Simple RIAA amp from c't magazine
In the German computer magazine "c't" a simple high-class RIAA amplifier was published and is maybe of interest here.
It was mainly constructed for recording/transferring LPs to the digital world. But the design is quite capable and can be used as a good general MM-RIAA amp (very good indeed, and much better than the usual "primitive" one-opamp circuit. It is nevertheless maybe not in the class of the Pearl and other highend designs, but only very few people have the subsequent highend turntables anyway ...)
German speaking members can download more information (article, soundfiles, software) from http://www.heise.de/ct/ .
There is a good quality PCB available for 8 EURO only.
I did two amps with some modifications:
I ommitted the 3k9 series input resistor (R1) and changed the 43k input resistor (R2) to the nominal value 47k. To get an input RF filter it seems better to me to use a 3winding ferrite bead instaed of R1. I used a 0R link.

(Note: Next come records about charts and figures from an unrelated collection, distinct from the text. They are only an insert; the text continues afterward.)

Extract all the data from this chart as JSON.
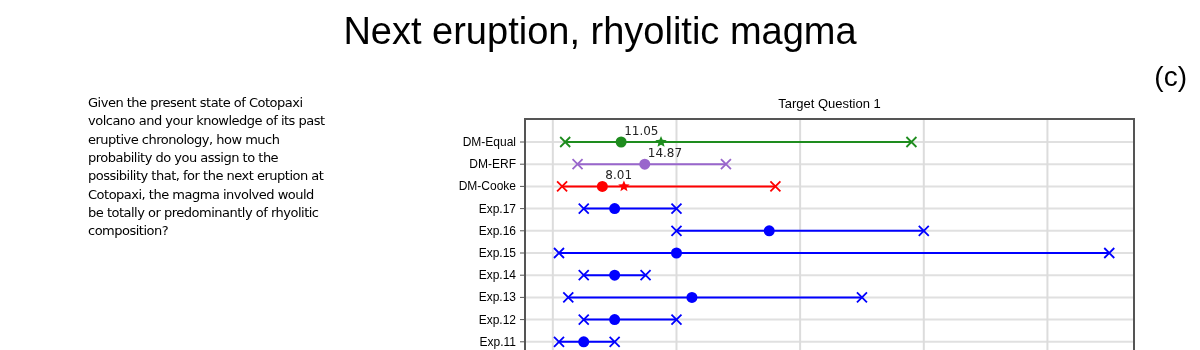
{
  "chart_data": {
    "type": "scatter",
    "orientation": "horizontal",
    "title": "Target Question 1",
    "annotations": [
      "Next eruption, rhyolitic magma",
      "(c)",
      "Given the present state of Cotopaxi volcano and your knowledge of its past eruptive chronology, how much probability do you assign to the possibility that, for the next eruption at Cotopaxi, the magma involved would be totally or predominantly of rhyolitic composition?"
    ],
    "categories": [
      "DM-Equal",
      "DM-ERF",
      "DM-Cooke",
      "Exp.17",
      "Exp.16",
      "Exp.15",
      "Exp.14",
      "Exp.13",
      "Exp.12",
      "Exp.11"
    ],
    "series": [
      {
        "type": "scatter",
        "marker": "circle",
        "colors": [
          "#1e8c1e",
          "#9966cc",
          "#ff0000",
          "#0000ff",
          "#0000ff",
          "#0000ff",
          "#0000ff",
          "#0000ff",
          "#0000ff",
          "#0000ff"
        ],
        "values": [
          11.05,
          14.87,
          8.01,
          10,
          35,
          20,
          10,
          22.5,
          10,
          5
        ],
        "value_labels": [
          "11.05",
          "14.87",
          "8.01",
          null,
          null,
          null,
          null,
          null,
          null,
          null
        ]
      },
      {
        "type": "scatter",
        "marker": "star",
        "colors": [
          "#1e8c1e",
          null,
          "#ff0000",
          null,
          null,
          null,
          null,
          null,
          null,
          null
        ],
        "values": [
          17.5,
          null,
          11.5,
          null,
          null,
          null,
          null,
          null,
          null,
          null
        ]
      },
      {
        "type": "scatter",
        "marker": "cross",
        "colors": [
          "#1e8c1e",
          "#9966cc",
          "#ff0000",
          "#0000ff",
          "#0000ff",
          "#0000ff",
          "#0000ff",
          "#0000ff",
          "#0000ff",
          "#0000ff"
        ],
        "values": [
          2,
          4,
          1.5,
          5,
          20,
          1,
          5,
          2.5,
          5,
          1
        ]
      },
      {
        "type": "scatter",
        "marker": "cross",
        "colors": [
          "#1e8c1e",
          "#9966cc",
          "#ff0000",
          "#0000ff",
          "#0000ff",
          "#0000ff",
          "#0000ff",
          "#0000ff",
          "#0000ff",
          "#0000ff"
        ],
        "values": [
          58,
          28,
          36,
          20,
          60,
          90,
          15,
          50,
          20,
          10
        ]
      }
    ],
    "xlim": [
      -4.5,
      94
    ],
    "xticks": [
      {
        "value": 0,
        "label": null
      },
      {
        "value": 20,
        "label": null
      },
      {
        "value": 40,
        "label": null
      },
      {
        "value": 60,
        "label": null
      },
      {
        "value": 80,
        "label": null
      }
    ],
    "grid": true,
    "tick_labels": "y"
  }
}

I paralled the output capacitor C7 (in the first version a 10yF Philips K030, in the second version a 100yF Roderstein) with a 1yF Philips MKT-HQ capacitor. Then there is a 100k resistor to ground and a 100R series resistor, driving the cable.
Although this RIAA amp works very good with the LM833 (and the NE5532A), I personally think that the OPA2134 sounds far better, too good almost... It reveals the finest distorsions from the cartridge etc. (And nobody should tell me anymore that there is no sound difference between opamps...)
I ommitted P1, because adjustments have to be permanent, I think.
I used a 27k resistor (40db gain at 100Hz ) first but found that more gain (less feedback) sounds much better. So I replaced P1 with a 47k resistor and a link.
5. Input lowpass:
I used a y33 MKP and a y47 MKT-HQ with equal success.
All resistors and capacitors are selected and measured of course; resistors are metal film from Roederstein and capacitors mostly are MKT-HQ from Philips.
The circuit is orginally constructed for the use with 2 x 9V batteries, I used (beta phase) a standard single LM317/337 psu.
The whole amp is very quiet, almost no noise and completely hum free.
5. should read: Input highpass (rumble filter)
If you want to check the RIAA network accurancy I have a Excel spreadsheet.
It's a good designing pratice to not let any capacitor hanging loose the output capacitor in you case. They can pick up charge and/or won't get discharged when the amp is disconnected.
Do you have a photo over the wonder?
in my modfications list you will see that I changed the schematic at the output.
The output capacitor in this circuit can also be ommitted if the following amp has an input cap anyway.
I must state that I did not develop this schematic not did I calculate the component values. I trusted this c't develloper...
But this schematic - in my opinion - did get some design elements right for a simple riaa-amp:
1. active operation for the "bass" side and passive for the treble side of the riaa curve.
2. do not attempt to use just one opamp
3. do not apply the "upper part" equalisation at the output (like Rod Elliots RIAA amp)
The result is a remarkable noise and distortion free riaa-amp for little money.
I do not have a digital camera nor a scanner, so no photos here (- I am an audio man, btw.). I tested this amp in an open test setup only, but I will do a proper case in the next days ( a classic euro sized alu box I suppose).
But believe me, it is no "wonder", just a little amp with decent sound. I use it with my Systemdek I-920 / Rega250 / AT95 at the moment to test it with a basic setup. I will change the cartridge to something slightly better tomorrow (a LinnK9 from my box or a Goldring 1024). I cannot test it with my LinnLP12 because I do not have a MC step-up amp at the moment.
The whole c't article can be found here (with diagrams and photos etc.):
They mixed up the plus and minus symbols for the opamps - not like "my" schematic.
A good example of a single-opamp MC preamp is the LFD MM0/Mistral Phonostage (essentially the same thing).
It has 56dB of gain, uses one NE5534 per channel, alongside junk like 7815/7915s and even output coupling through an elcap, which incidentally is also needed for a small correction to the bass response, and guess what ... sounds quite wonderful.
It is also remarkable for its tantalum input load resistor which costs probably as much as all of the other components put together
I'm amazed that so many commercial vinyl amps have NE5534??? Is it all about the money?